In detail, the Integrated Mean Squared Error (IMSE) is

${\displaystyle {\text{IMSE}}=E\left[\int _{I}(H(x)-f(x))^{2}\right]}$

where ${\displaystyle H}$ is the histogram approximation of ${\displaystyle f}$ on the interval ${\displaystyle I}$ computed with ${\displaystyle n}$ data points sampled from the distribution ${\displaystyle f}$. ${\displaystyle E[\cdot ]}$ denotes the expectation across many independent draws of ${\displaystyle n}$ data points. Under mild conditions, namely that ${\displaystyle f}$ and its first two derivatives are ${\displaystyle L^{2}}$, Freedman and Diaconis show that the integral is minimised by choosing the bin width

${\displaystyle h^{*}=\left(6/\int _{-\infty }^{\infty }f'(x)^{2}dx\right)^{1/3}n^{-1/3}}$

A formula which was derived earlier by Scott.^[2] Swapping the order of the integration and expectation is justified by Fubini's Theorem. The Freedman–Diaconis rule is derived by assuming that ${\displaystyle f}$ is a Normal distribution, making it an example of a normal reference rule. In this case ${\displaystyle \int f'(x)^{2}=(4{\sqrt {\pi }}\sigma ^{3})^{-1}}$.^[3]

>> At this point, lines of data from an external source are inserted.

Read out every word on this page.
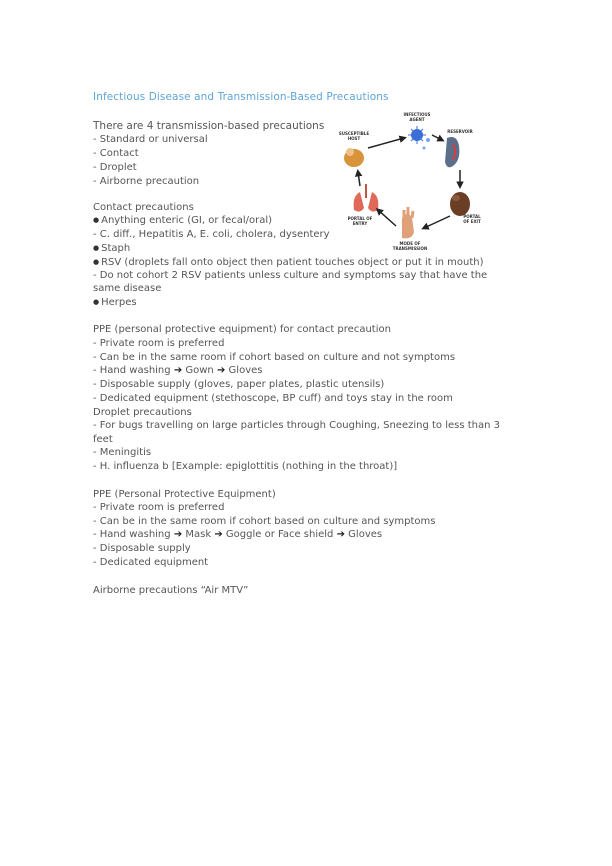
Infectious Disease and Transmission-Based Precautions
There are 4 transmission-based precautions
- Standard or universal
- Contact
- Droplet
- Airborne precaution
Contact precautions
● Anything enteric (GI, or fecal/oral)
- C. diff., Hepatitis A, E. coli, cholera, dysentery
● Staph
● RSV (droplets fall onto object then patient touches object or put it in mouth)
- Do not cohort 2 RSV patients unless culture and symptoms say that have the
same disease
● Herpes
PPE (personal protective equipment) for contact precaution
- Private room is preferred
- Can be in the same room if cohort based on culture and not symptoms
- Hand washing ➔ Gown ➔ Gloves
- Disposable supply (gloves, paper plates, plastic utensils)
- Dedicated equipment (stethoscope, BP cuff) and toys stay in the room
Droplet precautions
- For bugs travelling on large particles through Coughing, Sneezing to less than 3
feet
- Meningitis
- H. influenza b [Example: epiglottitis (nothing in the throat)]
PPE (Personal Protective Equipment)
- Private room is preferred
- Can be in the same room if cohort based on culture and symptoms
- Hand washing ➔ Mask ➔ Goggle or Face shield ➔ Gloves
- Disposable supply
- Dedicated equipment
Airborne precautions “Air MTV”
INFECTIOUS
AGENT
RESERVOIR
PORTAL
OF EXIT
MODE OF
TRANSMISSION
PORTAL OF
ENTRY
SUSCEPTIBLE
HOST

Freedman and Diaconis use the interquartile range to estimate the standard deviation: ${\displaystyle \sigma \sim \phi ^{-1}(0.75)-\phi ^{-1}(0.25)}$^[4] where ${\displaystyle \Phi }$ is the cumulative distribution function for a normal density. This gives the rule

${\displaystyle {\text{Bin width}}=2\,{{\text{IQR}}(x) \over {\sqrt[{3}]{n}}}}$

where ${\displaystyle \operatorname {IQR} (x)}$ is the interquartile range of the data and ${\displaystyle n}$ is the number of observations in the sample ${\displaystyle x}$. In fact if the normal density is used the factor 2 in front comes out to be ${\displaystyle \sim 2.59}$,^[4] but 2 is the factor recommended by Freedman and Diaconis.

Other approaches

 

10000 samples from a normal distribution data binned using different rules. The Freedman-Diaconis rule results in 61 bins, the Scott rule 48 and Sturges' rule 15.

With the factor 2 replaced by approximately 2.59, the Freedman–Diaconis rule asymptotically matches Scott's Rule for data sampled from a normal distribution.

Another approach is to use Sturges's rule: use a bin width so that there are about ${\displaystyle 1+\log _{2}n}$  non-empty bins, however this approach is not recommended when the number of data points is large.^[4] For a discussion of the many alternative approaches to bin selection, see Birgé and Rozenholc.^[5]

References

1. Freedman, David; Diaconis, Persi (December 1981). "On the histogram as a density estimator: L₂ theory". Probability Theory and Related Fields. 57 (4): 453–476. CiteSeerX 10.1.1.650.2473. doi:10.1007/BF01025868. ISSN 0178-8051. S2CID 14437088.
2. D.W. Scott (1979). "On optimal and data-based histograms". Biometrika. 66 (3): 605–610. doi:10.1093/biomet/66.3.605. JSTOR 2335182.
3. Scott, D.W. (2009). "Sturges' rule". WIREs Computational Statistics. 1 (3): 303–306. doi:10.1002/wics.35. S2CID 197483064.
4. D.W. Scott (2010). "Scott's Rule". Wiley Interdisciplinary Reviews: Computational Statistics. 2 (4). Wiley: 497–502. doi:10.1002/wics.103.
5. Birgé, L.; Rozenholc, Y. (2006). "How many bins should be put in a regular histogram". ESAIM: Probability and Statistics. 10: 24–45. CiteSeerX 10.1.1.3.220. doi:10.1051/ps:2006001.